Manaf Halbouni “Kendi Evinde”
Zilberman-İstanbul ve Tarabya Kültür Akademisi Manaf Halbouni’nin Kendi Evinde başlıklı pop-up sergisini sunmaktan mutluluk duyar. Halbouni’nin İstanbul’daki ilk kişisel sergisi 10-31 Ocak 2020 tarihleri arasında Tomtom Gardens’da izlenebilir.
Açılış: Perşembe, 9 Ocak, 18:30
23.01.20, 18:30: Manaf Halbouni Evrim Altuğ ile Söyleşiyor
Manaf Halbouni’nin sanatsal pratiği, geniş bir medya yelpazesinde, genellikle sıradan nesneler ve materyaller içeren katılımcı bir yaklaşımı barındırır. Halbouni’nin Suriye ve Almanya’daki köklerinden ve şu anda yaşadığı Almanya’nın Dresden şehrinden etkilendiği çalışmaları, küresel siyasi sistemin, göçmen politikalarının, medya, ulus ve sınırlar gibi inşa edilmiş kavramları komik bir dokunuşla eleştirir.
Tarabya Kültür Akademisi’ndeki konuk sanatçı programına katılımının son ayına denk gelen Kendi Evinde, Halbouni’nin İstanbul’da geçirdiği zaman sırasında ürettiği ve çoğunlukla şehirden ilham alan işlere yer verir. İsmini spor müsabakalarından alan Kendi Evinde, memleket fikrini ele alır. Halbouni neyin bir vatan oluşturduğu sorusunu sorar, bu kavramı ters yüz eder ve eksikliklerine ışık tutar. Halbouni, İstanbul’da rastladığı ve dekoratif bir malzeme olarak kullanılan metal perdeler ile hazırladığı iki heykeline, Arap alfabesiyle yazılmış ve Arapçada da yer alan “vatan” kelimesini sıkıştırır. Bir toprak parçasına ait olma sanısını siyasi bir inşa olarak ele alarak bir çöpe atılacak bir kağıt gibi büzüştürür.

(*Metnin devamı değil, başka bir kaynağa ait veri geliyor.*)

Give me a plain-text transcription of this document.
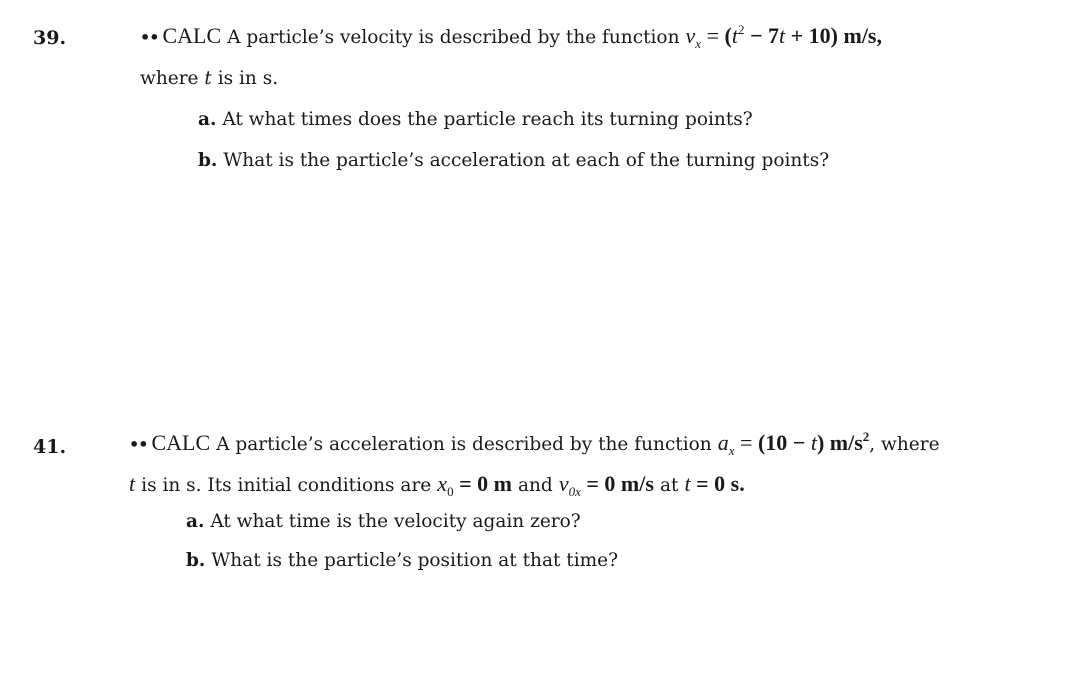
39.	•• CALC A particle’s velocity is described by the function $v_x = (t^2 - 7t + 10)$ m/s,
where t is in s.
a. At what times does the particle reach its turning points?
b. What is the particle’s acceleration at each of the turning points?
41.	•• CALC A particle’s acceleration is described by the function $a_x = (10 - t)$ $m/s^2$, where
t is in s. Its initial conditions are $x_0 = 0$ m and $v_{0x} = 0$ m/s at t = 0 s.
a. At what time is the velocity again zero?
b. What is the particle’s position at that time?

Işıklı bir kutu, Halbouni’nin Dresden’de her gün bisiklete bindiği yol üzerinde bir mülteci kampı yakınlarında çektiği bir fotoğrafı aydınlatır. Almanya’daki sağcı grup ‘1% (Einprozent)’ kampın etrafında duvarlara Arapça ‘Evine Geri Dön’ yazar; daha sonrasında anonim biri gelip ‘Hayır’ itirazını ekler. 19. yüzyıldaki endüstriyel devrimin Avrupa yerine Osmanlı ve Arap dünyasında başladığı bir distopyayı hayal eden What If? serisinin bir devamı olarak Halbouni, İstanbul’da yeni haritalar üretmiştir. Halbouni bir röportajdan oluşan yeni video çalışmasında bu senaryodaki baskın gücü elinde tutan Joseph Hadid isimli hayali bir generali canlandırır. Sömürgecilik rolleri değiştiren ve sınırları tekrardan düşünen sanatçı, bildiğimiz dünya haritasını bozar ve yeni bir dünya düzeni hayal eder.